SOURCE // LABS

DLLG: Dynamic Logit-Level Gating Outperforms LLM Routing and Merging

DLLG: Dynamic Logit-Level Gating Outperforms LLM Routing and Merging

Leveraging multiple specialized Large Language Models (LLMs) can combine complementary strengths, but existing approaches trade adaptability for stability. Traditional routing mechanisms commit to a single model prematurely, heuristic ensembling methods depend on fragile proxies, and parameter merging often introduces interference that degrades specialized capabilities.

To address these challenges, researchers have introduced DLLG (Dynamic Logit-Level Gating), a dynamic logit-level ensembling framework that learns token-level expert fusion from sparse response-level supervision. At its core, a lightweight gating module predicts step-wise fusion weights, linking trajectory-level correctness directly to token generation without requiring fine-grained token-level labels or computationally expensive expert retraining.
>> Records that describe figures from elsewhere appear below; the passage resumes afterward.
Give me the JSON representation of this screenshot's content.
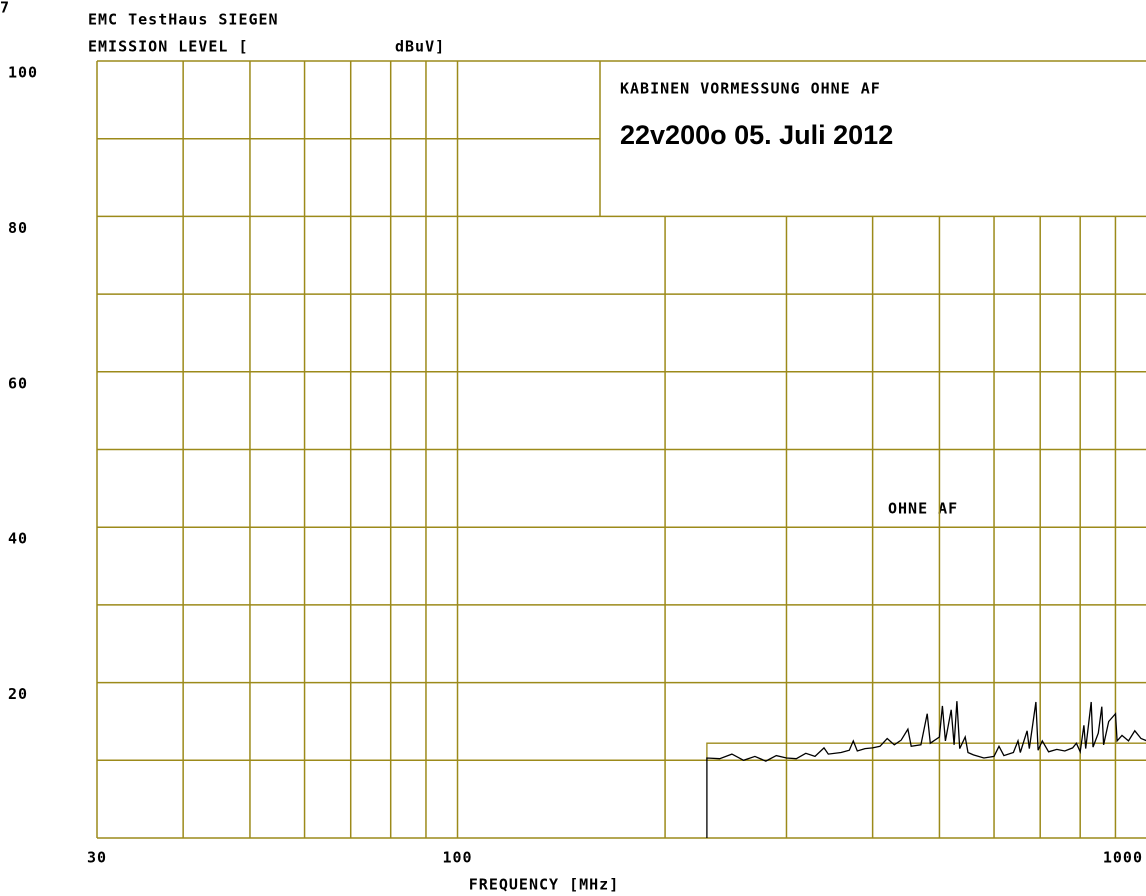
{
  "chart_data": {
    "type": "line",
    "corner_text": "7",
    "header": "EMC TestHaus SIEGEN",
    "ylabel": "EMISSION LEVEL [",
    "yunit": "dBuV]",
    "title": "KABINEN VORMESSUNG OHNE AF",
    "subtitle": "22v200o    05. Juli 2012",
    "annotation": "OHNE AF",
    "xlabel": "FREQUENCY [MHz]",
    "xscale": "log",
    "xlim": [
      30,
      1000
    ],
    "ylim": [
      0,
      100
    ],
    "xticks": [
      30,
      100,
      1000
    ],
    "yticks": [
      20,
      40,
      60,
      80,
      100
    ],
    "xgrid": [
      40,
      50,
      60,
      70,
      80,
      90,
      100,
      200,
      300,
      400,
      500,
      600,
      700,
      800,
      900
    ],
    "ygrid": [
      0,
      10,
      20,
      30,
      40,
      50,
      60,
      70,
      80,
      90,
      100
    ],
    "grid_color": "#9c8a1a",
    "series": [
      {
        "name": "limit",
        "color": "#9c8a1a",
        "x": [
          230,
          230,
          1000
        ],
        "values": [
          10,
          12.2,
          12.2
        ]
      },
      {
        "name": "trace",
        "color": "#000000",
        "x": [
          230,
          230,
          240,
          250,
          260,
          270,
          280,
          290,
          300,
          310,
          320,
          330,
          340,
          345,
          360,
          370,
          375,
          380,
          390,
          400,
          410,
          420,
          430,
          440,
          450,
          455,
          470,
          480,
          485,
          500,
          505,
          510,
          520,
          525,
          530,
          535,
          545,
          550,
          560,
          580,
          600,
          610,
          620,
          640,
          650,
          655,
          670,
          675,
          690,
          695,
          705,
          720,
          740,
          760,
          780,
          790,
          800,
          810,
          815,
          830,
          835,
          850,
          860,
          865,
          880,
          900,
          905,
          920,
          940,
          960,
          980,
          1000
        ],
        "values": [
          0,
          10.3,
          10.2,
          10.8,
          10,
          10.5,
          9.9,
          10.6,
          10.3,
          10.2,
          10.9,
          10.5,
          11.6,
          10.8,
          11,
          11.3,
          12.5,
          11.2,
          11.5,
          11.6,
          11.8,
          12.8,
          12,
          12.6,
          14,
          11.8,
          12,
          16,
          12.2,
          13,
          17,
          12.5,
          16.5,
          12,
          17.6,
          11.5,
          13,
          11,
          10.7,
          10.3,
          10.5,
          11.8,
          10.6,
          11,
          12.5,
          11,
          13.8,
          11.5,
          17.5,
          11.3,
          12.5,
          11.1,
          11.4,
          11.2,
          11.6,
          12.2,
          11.1,
          14.5,
          11.5,
          17.5,
          11.7,
          13.5,
          16.9,
          12,
          15,
          16,
          12.5,
          13.2,
          12.5,
          13.8,
          12.8,
          12.5
        ]
      }
    ]
  }
}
Across diverse reasoning and code benchmarks, DLLG consistently outperforms strong routing, heuristic ensembling, and parameter-merging baselines across various model scales. This highlights learned logit-level fusion as a robust, scalable, and highly adaptable paradigm for integrating specialized LLM experts.
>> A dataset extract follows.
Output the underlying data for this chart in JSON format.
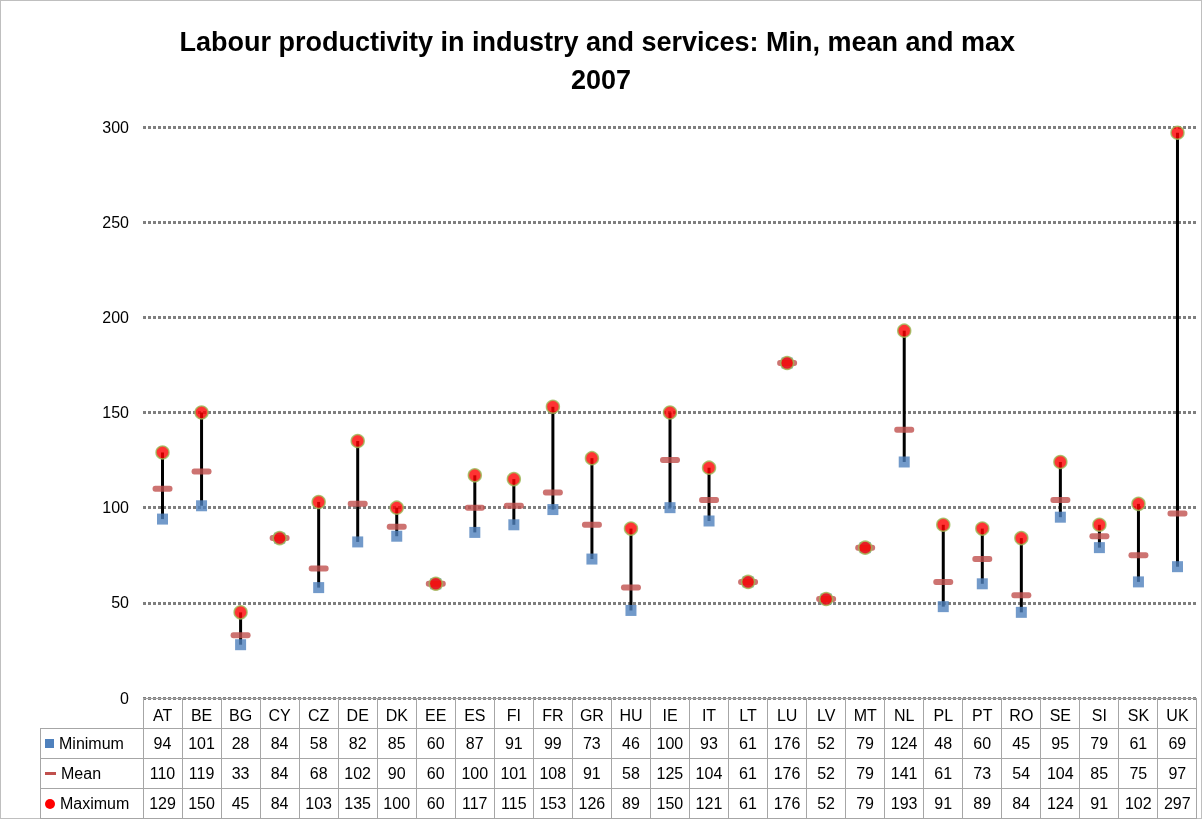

[AgentUpdate Depth Analysis] DLLG represents a significant leap forward in multi-model collaboration, bridging the gap between coarse-grained routing and destructive parameter merging. In the context of the AI Agent ecosystem, traditional multi-agent orchestration relies heavily on high-level routers, which introduce high latency and struggle with dynamic task switching within a single generation step. By operating at the logit level during inference, DLLG acts as a dynamic, non-intrusive Inference-time MoE. This allows heterogeneous, specialized agent models to collaboratively generate a single response, switching "expertise" token by token. For future autonomous agent workflows, this paradigm enables highly flexible, adaptive, and performant agent swarms that can dynamically pool collective intelligence without retraining underlying models.